There is only one nightmare more frightening to a parent than that the death of one of their children. That is the possibility that he might die at his own hand. Suicide is without a doubt the most devastating tragedy that can befall any family, one that leaves its mark for years to come. It speaks to our innermost sense of helplessness when it comes to raising our children. And, of course, the most terrible thought is that we could have done something to prevent it had we just known.
As the teen years take hold, our fear increases. We watch mood swings and wonder, “Is he just having a bad day, or is it something more?” She locks herself in her room for hours on end and we ask ourselves, “Will she come out of this on her own, or should I seek help?” He makes what appears to be an off hand comment about not wanting to live and we face the dilemma, “If I overreact it may make things worse, but if I do nothing and something happens, how will I ever live with myself?”
Unfortunately, parents have good reasons to be concerned. Suicide is, after all, the third leading cause of death among older teens and young adults, surpassed only by accident and homicide. There are those who say that even a teen involved in an accident or homicide may have been exhibiting a subliminal sort of self-destructive behavior. Nonetheless, a child in high school is more likely to die by his own hand than of cancer, heart disease, AIDS, pneumonia, and influenza put together.
What can cause such a young person to reach such desperation? For most teens, a suicide attempt is a cry for help, a plea for relief from a sense of overwhelming despair in the face of stress. The sources of stress in teens is similar to that of adults: relationship conflicts, family difficulties and traumatic life events, such as the death of a loved one or a cross-country move. However, there is one other factor that is extremely stressful for teens, that adults may not even remember: the pressure to constantly learn and process new information.
Let’s face it, few adults walk into the workplace everyday only to be presented with a stack of information he is expected to master in time for a test next week. But that is the day to day life of a high school student.
Pretend for a moment you are your high school aged child. Everyday you are faced with new intellectual challenges in a wide range of subjects. Most of the material you’ve never seen before, so you have to begin learning from scratch. What happens if you can’t learn the material? Well, you might be able to hide that fact for a while, but eventually it is going to come out. First, your teacher will find out when she grades your test. Maybe she’ll very tactfully lay your paper face down on your desk. But when you pick it up, one of your classmates sees your grade. Soon, your friends hear about it through that insidious grapevine of teen gossip. And of course, eventually your parents will find out, either at a teacher conference or when the report cards come out. And then what? Will they stop you from seeing your all important friends? Will they yell or maybe even hit you? Depending on your circumstances, and how well you can cope with these feelings, the thought of just ending it all may become attractive, especially if this has been the pattern of your whole life.
“Oh, come now,” you may be thinking. “These kids don’t know what real stress is. After all, they’ve probably never heard of a mortgage or the rise in unemployment. What have they got to be worried about?” The answer is, unfortunately for many, you–mum or dad or any other adult whom they want to please. While our kids may pretend not to care about what we think or want, our opinion means a great deal to them. In many ways we are the mirror in which they see themselves. If we are showing them an image of someone who just isn’t up to snuff, they are going to believe they are that person.

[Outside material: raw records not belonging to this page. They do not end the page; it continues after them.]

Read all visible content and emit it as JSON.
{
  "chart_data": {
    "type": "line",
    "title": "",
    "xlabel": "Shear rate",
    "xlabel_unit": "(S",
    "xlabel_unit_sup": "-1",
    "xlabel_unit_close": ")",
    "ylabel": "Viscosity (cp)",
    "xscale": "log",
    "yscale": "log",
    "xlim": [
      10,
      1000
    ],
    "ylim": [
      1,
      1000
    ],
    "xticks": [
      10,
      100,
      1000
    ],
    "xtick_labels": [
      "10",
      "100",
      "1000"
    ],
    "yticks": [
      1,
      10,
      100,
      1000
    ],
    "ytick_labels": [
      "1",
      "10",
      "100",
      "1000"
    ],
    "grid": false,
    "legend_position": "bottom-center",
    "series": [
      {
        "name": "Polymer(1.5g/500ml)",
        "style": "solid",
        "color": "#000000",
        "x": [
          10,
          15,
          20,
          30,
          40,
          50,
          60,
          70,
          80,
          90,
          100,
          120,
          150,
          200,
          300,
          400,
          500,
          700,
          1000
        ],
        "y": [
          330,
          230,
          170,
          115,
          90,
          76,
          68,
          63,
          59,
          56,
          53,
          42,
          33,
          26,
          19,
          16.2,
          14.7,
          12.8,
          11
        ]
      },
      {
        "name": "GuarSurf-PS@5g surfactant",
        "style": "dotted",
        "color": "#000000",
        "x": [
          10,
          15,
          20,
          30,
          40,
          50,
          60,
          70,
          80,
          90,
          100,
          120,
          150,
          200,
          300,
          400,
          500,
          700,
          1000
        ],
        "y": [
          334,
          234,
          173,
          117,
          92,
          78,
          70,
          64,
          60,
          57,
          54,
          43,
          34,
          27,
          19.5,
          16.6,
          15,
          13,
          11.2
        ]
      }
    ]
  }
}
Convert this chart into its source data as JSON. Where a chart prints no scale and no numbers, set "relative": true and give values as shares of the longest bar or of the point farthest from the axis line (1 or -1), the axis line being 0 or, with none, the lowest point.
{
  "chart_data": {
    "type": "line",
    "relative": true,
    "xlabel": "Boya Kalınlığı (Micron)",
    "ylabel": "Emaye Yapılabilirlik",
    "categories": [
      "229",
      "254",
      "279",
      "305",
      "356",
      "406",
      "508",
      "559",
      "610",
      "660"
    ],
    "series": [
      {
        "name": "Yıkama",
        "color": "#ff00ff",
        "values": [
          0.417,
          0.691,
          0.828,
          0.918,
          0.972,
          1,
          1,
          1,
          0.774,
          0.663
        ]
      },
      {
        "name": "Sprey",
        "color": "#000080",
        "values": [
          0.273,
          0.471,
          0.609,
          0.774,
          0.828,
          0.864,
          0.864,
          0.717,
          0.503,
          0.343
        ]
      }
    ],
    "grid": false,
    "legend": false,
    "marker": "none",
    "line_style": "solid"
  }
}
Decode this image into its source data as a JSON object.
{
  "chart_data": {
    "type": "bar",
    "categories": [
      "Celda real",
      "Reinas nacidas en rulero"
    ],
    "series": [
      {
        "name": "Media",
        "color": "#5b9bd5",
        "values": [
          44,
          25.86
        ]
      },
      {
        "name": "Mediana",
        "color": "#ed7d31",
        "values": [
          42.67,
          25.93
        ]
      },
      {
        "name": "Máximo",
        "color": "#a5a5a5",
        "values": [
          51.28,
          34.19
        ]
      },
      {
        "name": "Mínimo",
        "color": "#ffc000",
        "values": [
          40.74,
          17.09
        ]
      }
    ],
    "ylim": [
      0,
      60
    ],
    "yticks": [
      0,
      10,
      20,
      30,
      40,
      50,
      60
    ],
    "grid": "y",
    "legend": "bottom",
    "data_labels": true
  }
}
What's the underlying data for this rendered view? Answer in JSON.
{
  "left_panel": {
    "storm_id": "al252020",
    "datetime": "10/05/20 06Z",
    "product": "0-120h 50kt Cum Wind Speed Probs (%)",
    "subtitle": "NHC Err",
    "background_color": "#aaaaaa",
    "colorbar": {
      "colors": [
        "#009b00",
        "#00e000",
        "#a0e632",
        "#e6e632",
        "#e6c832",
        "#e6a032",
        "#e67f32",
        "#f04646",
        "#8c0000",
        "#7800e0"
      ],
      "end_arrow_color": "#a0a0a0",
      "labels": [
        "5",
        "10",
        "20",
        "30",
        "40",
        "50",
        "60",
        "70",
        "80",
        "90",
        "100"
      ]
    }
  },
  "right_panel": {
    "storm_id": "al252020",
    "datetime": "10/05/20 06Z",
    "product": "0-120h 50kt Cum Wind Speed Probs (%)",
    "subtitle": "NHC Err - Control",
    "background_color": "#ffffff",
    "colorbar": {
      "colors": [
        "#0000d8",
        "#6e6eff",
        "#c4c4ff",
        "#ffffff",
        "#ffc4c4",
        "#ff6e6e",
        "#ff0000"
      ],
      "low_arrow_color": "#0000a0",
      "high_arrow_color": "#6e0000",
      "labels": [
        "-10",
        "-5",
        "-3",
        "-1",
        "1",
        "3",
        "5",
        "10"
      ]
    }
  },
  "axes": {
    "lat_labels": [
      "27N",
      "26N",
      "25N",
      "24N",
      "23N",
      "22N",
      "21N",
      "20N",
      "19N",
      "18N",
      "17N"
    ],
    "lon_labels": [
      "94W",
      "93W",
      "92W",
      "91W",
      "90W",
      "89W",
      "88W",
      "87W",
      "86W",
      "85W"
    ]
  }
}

You may still be wondering if a learning disability such as dyslexia can really drive a child to such desperation that he would take his own life. Well, according to statistics, it can. One study done in Los Angeles found that 50 percent of students committing suicide had been diagnosed with some sort of learning difference. That is as opposed to five percent of students in the population at large. That means that a teen with a learning disability such as dyslexia is 10 times as likely to commit suicide as someone without a learning difficulty. Even more telling, a study in Canada examined the suicide notes left by 267 teens. According to researchers, an amazing 89% of the notes had spelling and grammatical errors indicative of learning disabilities.